ProSDD: Learning Prosodic Representations for Speech Deepfake Detection against Expressive and Emotional Attacks
New framework slashes detection error from 39.6% to 7.4% by analyzing speech rhythm and emotion.
A research team led by Aurosweta Mahapatra has introduced ProSDD, a novel AI framework designed to combat a critical weakness in current speech deepfake detection (SDD) systems. While existing models perform well on standard benchmarks, they often fail against more sophisticated, emotionally expressive synthetic voices, as they tend to learn dataset-specific artifacts rather than the fundamental cues of genuine human speech. ProSDD addresses this by mimicking human intuition: it first learns the natural prosodic variability—the rhythm, stress, and intonation—inherent to real speech through a supervised masked prediction task. This foundational knowledge of how pitch, energy, and voice activity naturally fluctuate is then used to identify deviations characteristic of AI-generated fakes.
In a second stage, the model jointly optimizes this prosodic learning objective with traditional spoof classification. The results are striking. When trained on the ASVspoof 2024 dataset, ProSDD slashed the Equal Error Rate (EER) from 39.62% to just 7.38%, an 81% relative reduction. It also showed strong generalization, cutting the EER from 25.43% to 16.14% when trained on the older 2019 data. Furthermore, it achieved approximately 50% relative error reductions on specialized emotional spoofing datasets like EmoFake and EmoSpoof-TTS, proving its robustness against expressive attacks that fool other systems.

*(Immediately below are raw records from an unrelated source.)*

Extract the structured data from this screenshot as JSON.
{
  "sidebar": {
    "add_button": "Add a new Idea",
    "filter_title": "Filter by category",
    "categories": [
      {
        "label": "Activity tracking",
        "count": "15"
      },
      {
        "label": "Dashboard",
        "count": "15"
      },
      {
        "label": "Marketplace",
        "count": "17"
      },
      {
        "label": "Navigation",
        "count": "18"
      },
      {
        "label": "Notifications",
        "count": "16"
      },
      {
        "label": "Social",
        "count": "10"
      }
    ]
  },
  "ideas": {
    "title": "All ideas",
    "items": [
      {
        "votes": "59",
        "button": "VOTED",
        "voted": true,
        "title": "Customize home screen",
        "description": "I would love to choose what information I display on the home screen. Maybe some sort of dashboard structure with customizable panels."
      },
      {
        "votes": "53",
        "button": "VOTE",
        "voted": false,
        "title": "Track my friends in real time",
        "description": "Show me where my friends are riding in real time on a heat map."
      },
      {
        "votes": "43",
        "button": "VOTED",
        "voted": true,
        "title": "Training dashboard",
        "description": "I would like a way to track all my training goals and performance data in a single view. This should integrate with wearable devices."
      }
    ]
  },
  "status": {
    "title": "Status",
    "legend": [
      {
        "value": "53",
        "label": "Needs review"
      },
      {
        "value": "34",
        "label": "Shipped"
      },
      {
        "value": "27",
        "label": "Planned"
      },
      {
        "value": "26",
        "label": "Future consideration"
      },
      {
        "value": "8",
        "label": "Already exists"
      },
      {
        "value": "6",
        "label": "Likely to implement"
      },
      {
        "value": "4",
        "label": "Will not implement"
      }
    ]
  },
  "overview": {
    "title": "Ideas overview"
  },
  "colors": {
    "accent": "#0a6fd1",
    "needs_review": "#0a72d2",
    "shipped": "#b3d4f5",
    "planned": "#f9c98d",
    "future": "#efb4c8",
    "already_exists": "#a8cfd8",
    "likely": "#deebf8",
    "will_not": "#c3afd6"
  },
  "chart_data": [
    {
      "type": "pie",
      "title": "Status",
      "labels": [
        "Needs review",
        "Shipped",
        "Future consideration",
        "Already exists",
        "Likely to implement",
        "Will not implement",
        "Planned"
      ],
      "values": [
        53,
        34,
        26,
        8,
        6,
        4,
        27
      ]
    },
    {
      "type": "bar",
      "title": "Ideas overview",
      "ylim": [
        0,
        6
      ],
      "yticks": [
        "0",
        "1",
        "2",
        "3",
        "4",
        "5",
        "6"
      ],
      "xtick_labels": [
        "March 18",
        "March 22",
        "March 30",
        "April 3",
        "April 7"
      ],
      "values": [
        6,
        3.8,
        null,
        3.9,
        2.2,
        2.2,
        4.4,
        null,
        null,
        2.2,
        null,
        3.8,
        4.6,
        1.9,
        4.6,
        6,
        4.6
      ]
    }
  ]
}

The paper, submitted to Interspeech 2026, represents a significant shift in strategy for audio forensics. Instead of chasing the ever-evolving artifacts left by specific AI voice generators, ProSDD anchors itself in the immutable characteristics of natural human prosody. This approach promises more future-proof and generalizable detection, moving the field closer to creating reliable safeguards against the misuse of hyper-realistic synthetic voices in fraud and disinformation.
- Cuts detection error on ASVspoof 2024 benchmark from 39.62% to 7.38% (81% relative reduction).
- Uses a two-stage process to learn natural speech prosody (pitch, energy, rhythm) then spot fakes.
- Achieves ~50% relative error reduction on emotional spoof datasets EmoFake and EmoSpoof-TTS.
Why It Matters
Provides a more robust defense against emotionally manipulative voice clones used in scams and misinformation campaigns.